Since most parts of Europe have well-developed health systems, European
physicians felt they should have a new set guidelines, separate
from those issued by WHO/ISH, that more nearly reflected the European
realities. The WHO/ISH will continue to update their guidelines,
but they have also called for the creation of more regional guidelines,
and the new European guidelines have been formally endorsed by the
ISH.
Importance of the Guidelines
An important aspect of the guidelines, Professor Mancia emphasized,
is that they underline the relevance of calculating the so-called
"global cardiovascular risk." This is a multifactorial
risk assessment that incorporates the blood pressure values, associated
risk factors, and risk of future organ damage, on which so many
aspects of the decision-making process depend, including the timing,
aggressiveness, and associated elements of treatment, as well as
the target blood pressure values to be reached with therapy. This
is emphasized in the new ESH guidelines, at variance from the JNC
7 guidelines, in which little attention was given to the calculation
or quantification of the global cardiovascular risk, according to
Professor Mancia.
Mancia also noted that a further important aspect of the ESH strategy
is that there is no single value dividing normotension from hypertension.

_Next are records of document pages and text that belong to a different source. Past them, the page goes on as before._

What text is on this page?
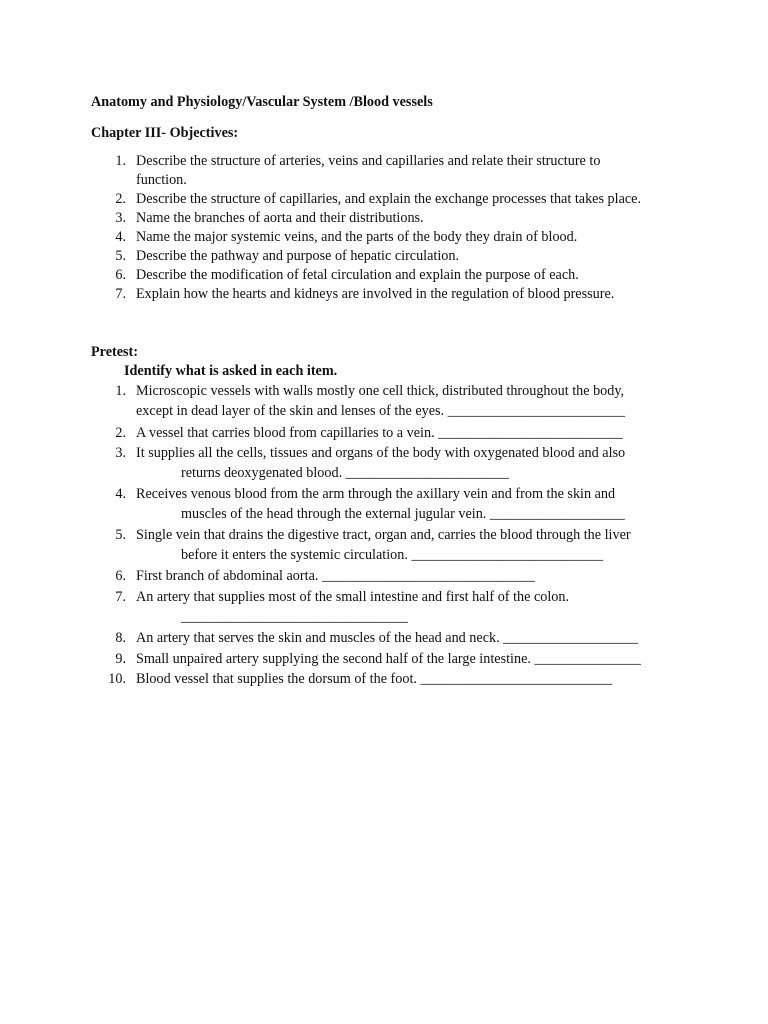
Anatomy and Physiology/Vascular System /Blood vessels
Chapter III- Objectives:
1. Describe the structure of arteries, veins and capillaries and relate their structure to
function.
2. Describe the structure of capillaries, and explain the exchange processes that takes place.
3. Name the branches of aorta and their distributions.
4. Name the major systemic veins, and the parts of the body they drain of blood.
5. Describe the pathway and purpose of hepatic circulation.
6. Describe the modification of fetal circulation and explain the purpose of each.
7. Explain how the hearts and kidneys are involved in the regulation of blood pressure.
Pretest:
Identify what is asked in each item.
1. Microscopic vessels with walls mostly one cell thick, distributed throughout the body,
except in dead layer of the skin and lenses of the eyes. _________________________
2. A vessel that carries blood from capillaries to a vein. __________________________
3. It supplies all the cells, tissues and organs of the body with oxygenated blood and also
returns deoxygenated blood. _______________________
4. Receives venous blood from the arm through the axillary vein and from the skin and
muscles of the head through the external jugular vein. ___________________
5. Single vein that drains the digestive tract, organ and, carries the blood through the liver
before it enters the systemic circulation. ___________________________
6. First branch of abdominal aorta. ______________________________
7. An artery that supplies most of the small intestine and first half of the colon.
________________________________
8. An artery that serves the skin and muscles of the head and neck. ___________________
9. Small unpaired artery supplying the second half of the large intestine. _______________
10. Blood vessel that supplies the dorsum of the foot. ___________________________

The threshold for initiation of blood pressure treatment is flexible,
and should be seen as flexible, depending on the global cardiovascular
risk
For example, if a patient has a small elevation in blood pressure
and his/her overall risk profile is not high, then physicians
can afford simply to monitor the patient and wait to see whether
these blood pressure values are persistent.

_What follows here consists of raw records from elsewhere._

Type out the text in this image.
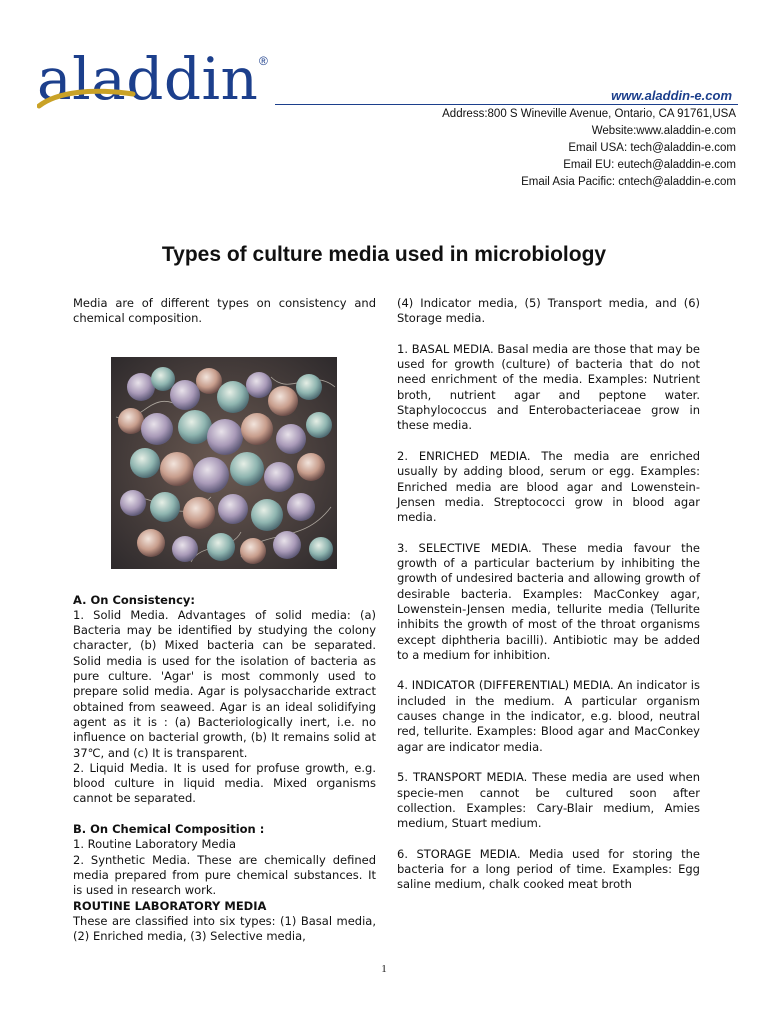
aladdin ®
www.aladdin-e.com
Address:800 S Wineville Avenue, Ontario, CA 91761,USA
Website:www.aladdin-e.com
Email USA: tech@aladdin-e.com
Email EU: eutech@aladdin-e.com
Email Asia Pacific: cntech@aladdin-e.com
Types of culture media used in microbiology

Media are of different types on consistency and chemical composition.

A. On Consistency:

1. Solid Media. Advantages of solid media: (a) Bacteria may be identified by studying the colony character, (b) Mixed bacteria can be separated. Solid media is used for the isolation of bacteria as pure culture. 'Agar' is most commonly used to prepare solid media. Agar is polysaccharide extract obtained from seaweed. Agar is an ideal solidifying agent as it is : (a) Bacteriologically inert, i.e. no influence on bacterial growth, (b) It remains solid at 37℃, and (c) It is transparent.

2. Liquid Media. It is used for profuse growth, e.g. blood culture in liquid media. Mixed organisms cannot be separated.

B. On Chemical Composition :

1. Routine Laboratory Media

2. Synthetic Media. These are chemically defined media prepared from pure chemical substances. It is used in research work.

ROUTINE LABORATORY MEDIA

These are classified into six types: (1) Basal media, (2) Enriched media, (3) Selective media,

(4) Indicator media, (5) Transport media, and (6) Storage media.

1. BASAL MEDIA. Basal media are those that may be used for growth (culture) of bacteria that do not need enrichment of the media. Examples: Nutrient broth, nutrient agar and peptone water. Staphylococcus and Enterobacteriaceae grow in these media.

2. ENRICHED MEDIA. The media are enriched usually by adding blood, serum or egg. Examples: Enriched media are blood agar and Lowenstein-Jensen media. Streptococci grow in blood agar media.

3. SELECTIVE MEDIA. These media favour the growth of a particular bacterium by inhibiting the growth of undesired bacteria and allowing growth of desirable bacteria. Examples: MacConkey agar, Lowenstein-Jensen media, tellurite media (Tellurite inhibits the growth of most of the throat organisms except diphtheria bacilli). Antibiotic may be added to a medium for inhibition.

4. INDICATOR (DIFFERENTIAL) MEDIA. An indicator is included in the medium. A particular organism causes change in the indicator, e.g. blood, neutral red, tellurite. Examples: Blood agar and MacConkey agar are indicator media.

5. TRANSPORT MEDIA. These media are used when specie-men cannot be cultured soon after collection. Examples: Cary-Blair medium, Amies medium, Stuart medium.

6. STORAGE MEDIA. Media used for storing the bacteria for a long period of time. Examples: Egg saline medium, chalk cooked meat broth

1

Thus, if a patient's blood pressure level is in the range of
SBP 120-139 mm Hg/DBP 80-89 mm Hg, he or she can afford not
to begin drug treatment, although nonpharmacologic interventions
should always be advised.
On the other hand, if this same patient has an additional risk
factor and a blood pressure of 132/86 mm Hg, then he should
be put on drug treatment and blood pressure should be lowered
to below 130/80 mm Hg.
If the risk is high, however - eg, the patient has target organ
damage or additional risk factors, such as diabetes, or the
patient has already had a myocardial infarction or a stroke
-- then not only should treatment be promptly started, but the
target goal pressures should be lower. |
(As an important aside, Professor Mancia noted that if a patient's
overall risk profile is not high, then it should not be said that
the patient is "at low risk"; rather the correct terminology
should be "low added risk" because it is an increase in
relative risk compared with "no additional risk.")
The advantage of this strategy for categorizing risk is that it
is very simple. The disadvantage, Professor Mancia acknowledged,
is the possible compromise on accuracy, because it does not take
into account, for example, the duration of the disease. Patients
with diabetes and hypertension are automatically at high risk, but
having diabetes for 20 years is different from having diabetes for
2 years. At the same time, however, it must be noted that epidemiology
is an inexact science, Professor Mancia admitted.